Unless you and your spouse have a marital agreement, the courts we’ll be the ones to split your property in your divorce. Florida law aims for fairness with its equitable distribution standard. The judge will look at an inventory of your assets and debts and then try to find a fair way to split that property and those liabilities between you and your ex.
One of the biggest concerns, other than the interpretive quality of fairness as a standard, is concern about what property gets split up and what property is not vulnerable to division. Spouses sometimes claim that they should have a share of property that they don’t truthfully have a right to claim. Other times, a spouse might wrongfully try to hide assets or shield them from division by claiming they are separate property.

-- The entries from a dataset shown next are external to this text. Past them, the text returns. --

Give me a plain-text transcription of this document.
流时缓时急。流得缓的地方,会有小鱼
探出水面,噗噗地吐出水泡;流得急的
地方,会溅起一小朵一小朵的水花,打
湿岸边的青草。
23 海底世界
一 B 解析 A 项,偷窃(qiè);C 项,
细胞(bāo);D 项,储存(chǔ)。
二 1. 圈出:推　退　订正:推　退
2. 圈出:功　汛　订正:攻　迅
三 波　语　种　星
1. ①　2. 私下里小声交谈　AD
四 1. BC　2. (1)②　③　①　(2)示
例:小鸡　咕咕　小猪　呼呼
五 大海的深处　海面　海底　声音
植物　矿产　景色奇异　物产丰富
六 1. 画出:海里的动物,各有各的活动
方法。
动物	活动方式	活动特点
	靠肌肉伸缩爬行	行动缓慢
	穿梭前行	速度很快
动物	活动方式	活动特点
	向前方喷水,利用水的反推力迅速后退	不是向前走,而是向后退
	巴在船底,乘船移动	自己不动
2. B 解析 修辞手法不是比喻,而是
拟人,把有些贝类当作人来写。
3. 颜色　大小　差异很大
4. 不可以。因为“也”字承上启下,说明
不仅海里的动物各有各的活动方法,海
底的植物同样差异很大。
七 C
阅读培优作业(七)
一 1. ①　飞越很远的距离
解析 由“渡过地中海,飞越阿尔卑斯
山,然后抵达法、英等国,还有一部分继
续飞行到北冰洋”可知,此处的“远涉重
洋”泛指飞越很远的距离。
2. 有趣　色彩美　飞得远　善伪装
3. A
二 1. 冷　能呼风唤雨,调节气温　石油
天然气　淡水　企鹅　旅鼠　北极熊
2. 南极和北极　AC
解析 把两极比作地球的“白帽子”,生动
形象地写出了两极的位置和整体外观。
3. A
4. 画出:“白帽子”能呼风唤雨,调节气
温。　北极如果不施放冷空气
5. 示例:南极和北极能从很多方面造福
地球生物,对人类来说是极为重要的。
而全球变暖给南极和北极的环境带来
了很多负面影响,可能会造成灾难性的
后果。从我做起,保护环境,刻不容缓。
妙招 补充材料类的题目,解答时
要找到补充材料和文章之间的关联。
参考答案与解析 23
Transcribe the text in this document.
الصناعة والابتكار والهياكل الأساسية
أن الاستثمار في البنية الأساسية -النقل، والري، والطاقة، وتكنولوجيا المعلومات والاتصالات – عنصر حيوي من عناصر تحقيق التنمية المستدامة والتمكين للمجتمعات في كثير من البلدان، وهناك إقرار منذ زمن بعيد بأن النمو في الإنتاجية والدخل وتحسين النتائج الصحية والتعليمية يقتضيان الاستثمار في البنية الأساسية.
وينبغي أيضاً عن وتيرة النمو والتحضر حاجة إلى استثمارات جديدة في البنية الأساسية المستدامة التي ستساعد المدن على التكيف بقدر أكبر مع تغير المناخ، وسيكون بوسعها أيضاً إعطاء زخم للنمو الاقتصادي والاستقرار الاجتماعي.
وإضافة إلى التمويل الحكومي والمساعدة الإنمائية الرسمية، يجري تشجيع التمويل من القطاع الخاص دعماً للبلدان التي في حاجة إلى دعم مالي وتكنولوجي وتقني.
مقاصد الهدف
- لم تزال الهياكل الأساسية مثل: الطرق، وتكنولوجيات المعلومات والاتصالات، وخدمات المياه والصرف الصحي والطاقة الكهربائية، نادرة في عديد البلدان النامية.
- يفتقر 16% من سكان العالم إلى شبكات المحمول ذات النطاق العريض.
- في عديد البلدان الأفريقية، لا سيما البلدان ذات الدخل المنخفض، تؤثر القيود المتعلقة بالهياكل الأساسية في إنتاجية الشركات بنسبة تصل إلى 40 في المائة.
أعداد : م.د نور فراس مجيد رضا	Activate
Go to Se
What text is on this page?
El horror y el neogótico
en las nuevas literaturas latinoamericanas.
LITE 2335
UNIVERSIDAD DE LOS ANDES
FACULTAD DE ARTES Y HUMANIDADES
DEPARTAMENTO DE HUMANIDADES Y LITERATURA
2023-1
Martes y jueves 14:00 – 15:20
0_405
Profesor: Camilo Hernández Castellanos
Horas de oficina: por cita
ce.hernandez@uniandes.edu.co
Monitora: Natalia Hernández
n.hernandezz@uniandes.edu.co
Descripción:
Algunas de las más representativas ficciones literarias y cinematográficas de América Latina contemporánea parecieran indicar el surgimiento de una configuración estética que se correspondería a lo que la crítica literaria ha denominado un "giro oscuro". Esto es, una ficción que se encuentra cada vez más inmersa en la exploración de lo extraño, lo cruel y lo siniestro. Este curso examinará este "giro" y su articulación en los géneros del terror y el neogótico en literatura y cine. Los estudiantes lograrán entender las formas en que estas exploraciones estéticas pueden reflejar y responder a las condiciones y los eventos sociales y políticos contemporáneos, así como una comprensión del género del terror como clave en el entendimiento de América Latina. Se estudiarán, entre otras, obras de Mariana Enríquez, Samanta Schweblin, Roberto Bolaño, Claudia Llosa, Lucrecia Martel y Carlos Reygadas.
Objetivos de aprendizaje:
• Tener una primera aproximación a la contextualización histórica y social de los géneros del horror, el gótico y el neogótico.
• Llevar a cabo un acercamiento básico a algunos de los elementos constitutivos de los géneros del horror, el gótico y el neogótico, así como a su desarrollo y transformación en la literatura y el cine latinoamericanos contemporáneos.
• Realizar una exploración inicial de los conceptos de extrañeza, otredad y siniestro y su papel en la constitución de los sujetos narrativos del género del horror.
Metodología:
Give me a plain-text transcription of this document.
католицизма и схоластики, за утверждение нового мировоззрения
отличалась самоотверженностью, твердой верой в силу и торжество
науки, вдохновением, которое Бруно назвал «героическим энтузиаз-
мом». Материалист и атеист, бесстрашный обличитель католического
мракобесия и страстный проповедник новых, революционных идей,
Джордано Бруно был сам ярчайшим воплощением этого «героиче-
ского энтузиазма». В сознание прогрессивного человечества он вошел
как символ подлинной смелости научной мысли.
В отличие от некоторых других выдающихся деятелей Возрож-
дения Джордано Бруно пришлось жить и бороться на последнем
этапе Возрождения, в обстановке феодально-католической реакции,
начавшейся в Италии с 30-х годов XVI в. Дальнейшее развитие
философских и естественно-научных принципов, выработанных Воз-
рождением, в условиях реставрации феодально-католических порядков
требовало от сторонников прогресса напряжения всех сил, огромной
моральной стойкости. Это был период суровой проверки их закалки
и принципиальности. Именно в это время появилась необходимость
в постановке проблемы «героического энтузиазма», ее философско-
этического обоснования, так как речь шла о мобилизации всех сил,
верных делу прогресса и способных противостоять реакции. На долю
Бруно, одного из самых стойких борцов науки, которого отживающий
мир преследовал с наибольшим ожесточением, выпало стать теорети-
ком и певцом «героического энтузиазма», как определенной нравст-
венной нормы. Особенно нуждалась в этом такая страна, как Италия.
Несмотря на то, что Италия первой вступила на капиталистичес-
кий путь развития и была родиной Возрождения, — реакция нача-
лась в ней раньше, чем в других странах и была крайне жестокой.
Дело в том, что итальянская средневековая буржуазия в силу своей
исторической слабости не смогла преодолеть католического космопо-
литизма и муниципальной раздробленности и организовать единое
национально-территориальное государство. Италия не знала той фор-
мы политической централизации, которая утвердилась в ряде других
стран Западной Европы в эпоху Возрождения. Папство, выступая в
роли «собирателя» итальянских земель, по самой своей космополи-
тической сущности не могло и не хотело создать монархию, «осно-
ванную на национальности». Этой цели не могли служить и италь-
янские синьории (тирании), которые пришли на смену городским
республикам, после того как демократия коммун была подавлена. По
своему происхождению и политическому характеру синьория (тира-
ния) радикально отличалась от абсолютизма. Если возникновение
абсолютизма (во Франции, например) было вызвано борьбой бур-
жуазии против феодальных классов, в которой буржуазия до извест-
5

What is the difference between separate and marital property in a Florida divorce?
Separate property is usually not subject to division
All of what you own and all the debts you owe fall typically neatly into either the category of marital property or separate property. The courts look at historical ownership and the date of acquisition when making determinations about what property is separate and what is marital.
Unless you have an agreement in place setting your own rules for individual possessions, debts and income, anything you acquired during the marriage will mostly be marital property. What you purchase with marital income will also be marital property.
Items you owned before your marriage and income will usually remain your separate property. Any inheritance that you receive, including during your marriage, is separate property if it is in your name only.
Commingling can complicate property division
However, it is possible for someone to commingle inherited or separate property in a way that gives their spouse a claim to it. Even if you own your home before you got married, for example, if your spouse has helped pay the mortgage, pay the taxes or cover the costs of maintenance and repairs to the home, they may have a partial interest in its ownership. The same is true of financial accounts that you give them control over or access to during your marriage.
A careful review of both state law and your property inventory can give you an idea of the likely outcome of property division. Careful planning can help you protect certain assets or claim property as marital in the divorce.